Je te l’avais dit, que les mecs font mieux ça, ai-je pensé en lui appliquant la caresse de ma bouche, alors que, couché sur le matelas, il ronronnait doucement.

J’ai lentement remonté son corps à quatre pattes, jusqu’à son visage, et son sourire entre satisfait et un peu idiot, d’où se sont échappés les mots que je n’aurais jamais rêvé d’entendre, ‘’J’ai envie de toi, bébé’’.

Hey ! Mais les filles, la première fois, ça fait mal, me suis-je dit, avant de me raisonner. Après, depuis le temps que j’en rêve, ce ne serait pas cher payé ! Sauf que… Oh, ça rentre, pas de résistance… Mon djinn lubrique a décidément bien fait les choses…

Je commençais à réaliser que le plaisir est différent, et qu’il monte plus lentement, lorsque mon meilleur a grogné, et que son corps s’est tendu.

Déjà ? Nooon ! Bon, après, la nuit était encore longue, je me suis promis de rééditer l’exploit avant le chant du coq, et que je doive quitter le palais en m’encourant, comme Cendrillon !

Mais aussi, les promesses qu’on se fait en fin de soirées un peu trop arrosées, hein…

(…)

— Froid, ai-je grogné, en tentant d’agripper le bord du duvet, tout d’un coup hors de portée. Pas normal, ça.

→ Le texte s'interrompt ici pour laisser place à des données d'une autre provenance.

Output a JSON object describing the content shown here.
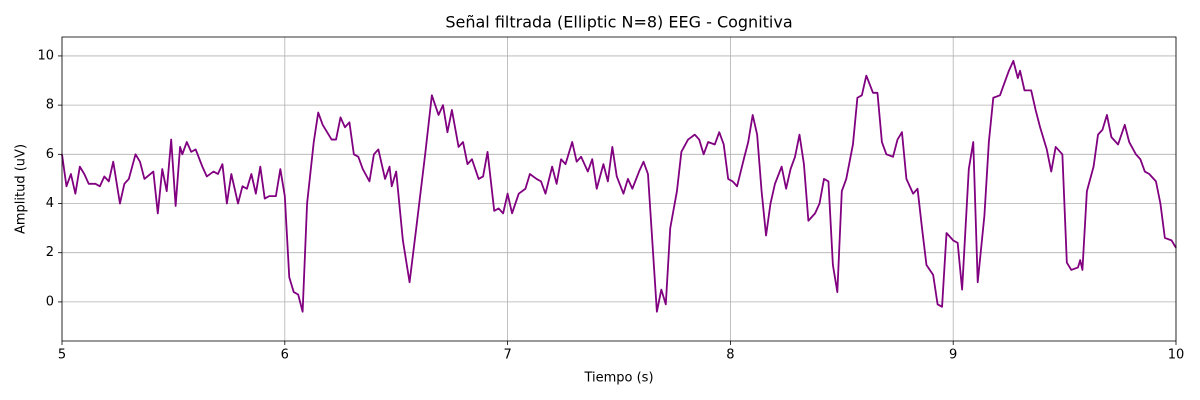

— Wakey-wakey, sleeping beauty, ai-je entendu, très proche, autant que le visage de mon fidèle, lorsque j’ai ouvert les yeux.

— Oooh ! Gian, tu es toujours là, me suis-je entendu babiller un peu bêtement.

— Euuuh… Je suis… de nouveau là. On t’a calé dans mon lit hier soir, Aurélie et moi, puis on a dormi sur le canapé, assez mal, d’ailleurs, merci-pas-merci, hein.

— Oh ! Vraiment ?

— Tu ne te souviens de rien de mon anniversaire, si ? Pas bizarre, je ne t’ai jamais vu aussi bourré… Ni même bourré tout court, en fait. C’est pas ça, t’étais plutôt marrant, sauf que tu nous a tannés pour qu’on se visionne Aladin…

— Ah ?

— Bon, le film est cool, même si tu spoilais les meilleurs répliques, mais ton mec n’est pas trop fan, ou alors, il n’imaginait pas sa nuit ainsi, il est parti avant la fin.

— Hmmm… je me ferai pardonner. Désolé pour les soucis…

— Bah, non. On a juste un peu lutté pour virer tes Converses, sinon on devait te laisser ton slim sur les chevilles, mais sinon… Par contre, le samovar, tu l’astiquais comme Aladin le faisait de sa lampe, on n’a jamais pu te l’arracher des mains ! Euh… je peux le récupérer ? C’est un souvenir de famille.

— Oh, ben oui, désolé, je ne sais pas ce que j’avais en tête…

— C’est rien, je te dis ! Rejoins-nous en bas, Aurélie a préparé des crêpes.

Sans parler de la proposition vraiment trop rare de partager le petit déj’, c’est pas la première fois que le matin crève la bulle de mon conte de fée, me laissant juste le souvenir, mais celui-ci, même si ce n’était qu’un rêve, il me restera tout la vie.